I guess the closest thing America has to the piazza now is the internet, albeit sterilized from human physical contact.  Even our major tattoo events have been increasingly distant in human terms, and less of a feeling of camaraderie exists now among the attendees than in the past.  They have become, it seems, no more than a moving mall of tattoo merchandise.
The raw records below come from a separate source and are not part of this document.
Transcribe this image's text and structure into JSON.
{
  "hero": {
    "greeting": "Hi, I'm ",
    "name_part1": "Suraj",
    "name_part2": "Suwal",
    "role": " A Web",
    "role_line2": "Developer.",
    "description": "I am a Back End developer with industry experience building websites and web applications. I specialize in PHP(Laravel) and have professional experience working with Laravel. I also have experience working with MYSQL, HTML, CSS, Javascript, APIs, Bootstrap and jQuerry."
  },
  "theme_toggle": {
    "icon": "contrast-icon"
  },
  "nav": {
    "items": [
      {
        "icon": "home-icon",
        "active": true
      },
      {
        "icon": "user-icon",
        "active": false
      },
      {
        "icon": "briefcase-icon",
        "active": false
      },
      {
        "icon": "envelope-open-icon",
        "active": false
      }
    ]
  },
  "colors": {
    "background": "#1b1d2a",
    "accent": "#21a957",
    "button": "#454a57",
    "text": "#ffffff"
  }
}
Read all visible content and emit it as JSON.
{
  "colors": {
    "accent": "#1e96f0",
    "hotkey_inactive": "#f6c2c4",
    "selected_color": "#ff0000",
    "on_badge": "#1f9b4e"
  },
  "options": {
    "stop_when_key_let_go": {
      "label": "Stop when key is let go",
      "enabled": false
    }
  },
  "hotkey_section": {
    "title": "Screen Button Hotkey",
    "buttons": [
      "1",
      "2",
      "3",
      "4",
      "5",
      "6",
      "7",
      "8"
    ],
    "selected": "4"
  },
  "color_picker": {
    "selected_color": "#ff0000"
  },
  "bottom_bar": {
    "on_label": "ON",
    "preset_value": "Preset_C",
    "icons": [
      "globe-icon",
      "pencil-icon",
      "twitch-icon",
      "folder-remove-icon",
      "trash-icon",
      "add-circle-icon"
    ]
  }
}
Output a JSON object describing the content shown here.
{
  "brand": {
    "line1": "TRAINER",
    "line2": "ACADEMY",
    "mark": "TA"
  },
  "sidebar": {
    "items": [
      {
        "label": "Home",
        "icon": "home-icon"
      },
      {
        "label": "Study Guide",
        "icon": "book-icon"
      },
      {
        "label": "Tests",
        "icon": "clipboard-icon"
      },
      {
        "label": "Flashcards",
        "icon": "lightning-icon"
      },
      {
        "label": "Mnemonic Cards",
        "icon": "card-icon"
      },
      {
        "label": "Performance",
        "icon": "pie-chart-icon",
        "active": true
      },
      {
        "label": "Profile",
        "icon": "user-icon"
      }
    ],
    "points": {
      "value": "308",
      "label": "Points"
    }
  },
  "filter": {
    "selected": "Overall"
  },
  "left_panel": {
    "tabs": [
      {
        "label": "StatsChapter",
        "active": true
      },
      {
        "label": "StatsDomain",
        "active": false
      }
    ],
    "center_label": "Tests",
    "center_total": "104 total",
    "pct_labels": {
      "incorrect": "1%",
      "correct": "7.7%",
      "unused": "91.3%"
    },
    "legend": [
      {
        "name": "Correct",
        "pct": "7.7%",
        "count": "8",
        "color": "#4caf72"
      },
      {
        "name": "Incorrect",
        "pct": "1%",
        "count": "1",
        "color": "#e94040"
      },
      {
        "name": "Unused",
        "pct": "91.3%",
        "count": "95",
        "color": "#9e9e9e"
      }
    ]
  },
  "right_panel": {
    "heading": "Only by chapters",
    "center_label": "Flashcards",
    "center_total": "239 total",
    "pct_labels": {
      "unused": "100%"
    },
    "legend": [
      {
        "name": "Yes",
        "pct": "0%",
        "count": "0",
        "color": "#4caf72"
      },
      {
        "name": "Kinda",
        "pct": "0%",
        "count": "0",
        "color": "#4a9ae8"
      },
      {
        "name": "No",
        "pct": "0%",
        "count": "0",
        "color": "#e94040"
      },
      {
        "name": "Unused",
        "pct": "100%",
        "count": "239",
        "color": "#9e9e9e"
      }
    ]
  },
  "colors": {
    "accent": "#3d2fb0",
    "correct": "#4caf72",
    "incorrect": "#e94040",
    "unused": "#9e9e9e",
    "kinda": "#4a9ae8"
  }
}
That feeling of tattoo family could be rekindled for you if you attend the next Expo here in Bologna.  I certainly felt it in attendance at the third annual 1995 Tattoo Expo.  For three days in December people and artists converge on the Palazzzo Dei Congressi.   This spanking new building of twenty years houses one of Europe's best tattoo conventions.  Its interior reflective of grand '70s expectations.  It has sloping white ceilings and a huge, open, and warm-toned foyer that affords a view of the whole show as you walk in.  My only real complaint as a participant in the Expo is that, while the Italians have held onto more human traditions than we, they are not hip to our ideas about health.   People all seem to have two cigarettes in their hands.  Not much ventilation was to be had either, making the overheated working conditions a bit rough on the eyes throat and lungs.  Through the billows of smoke, the mass of people flashed their pictures and talked a lot while hugging and kissing.   The crowd pushed in, and filled every possible inch of space in the hall.  The color of life and tattooing in Italy could be seen everywhere you looked.
    Event organizer and host Marco Leoni, a well known figure for the past eleven years at American conventions, who looks suspiciously like the portrait of Caravaggio, the Venetian painter whose face dominates the front of the 100,000 Lira bill. (about $63 US) is running, the night before the event, in true entrepreneurial fashion.  Buzzing around waving his hands in the air, barking Italian curses.  While the floors of the Pilazzo Dei Congressi are being covered with gray felt to resist the onslaught of 8000 members of the public that cram into the show in its three-day run, the booths for the tattoo artists and exhibitors are being assembled.  On the second floor, Luca, of Body Decorators Tattooing, in Bologna and his cohorts, including Gippi Rondinella, author of Mark Of Cain, from Rome, are putting together an interesting exhibition of tattooist paintings, traditional tattoo materials, and exploration photos from the South Pacific, India, and Asia. 
   I can sense there is plenty of excitement in the Palzzo Dei Congressi and the old town tonight for this year's Expo.   Posters, the main method of youth communication in Italy, are plastered on every available space, shouting out Expo!  The small town is vibrating with the coming Christmas holiday, the streets are lit up with all sorts of fanciful decorations.   To be sure, before and after the Tattoo Expo, there will be a feast for the eye and plenty of things to do.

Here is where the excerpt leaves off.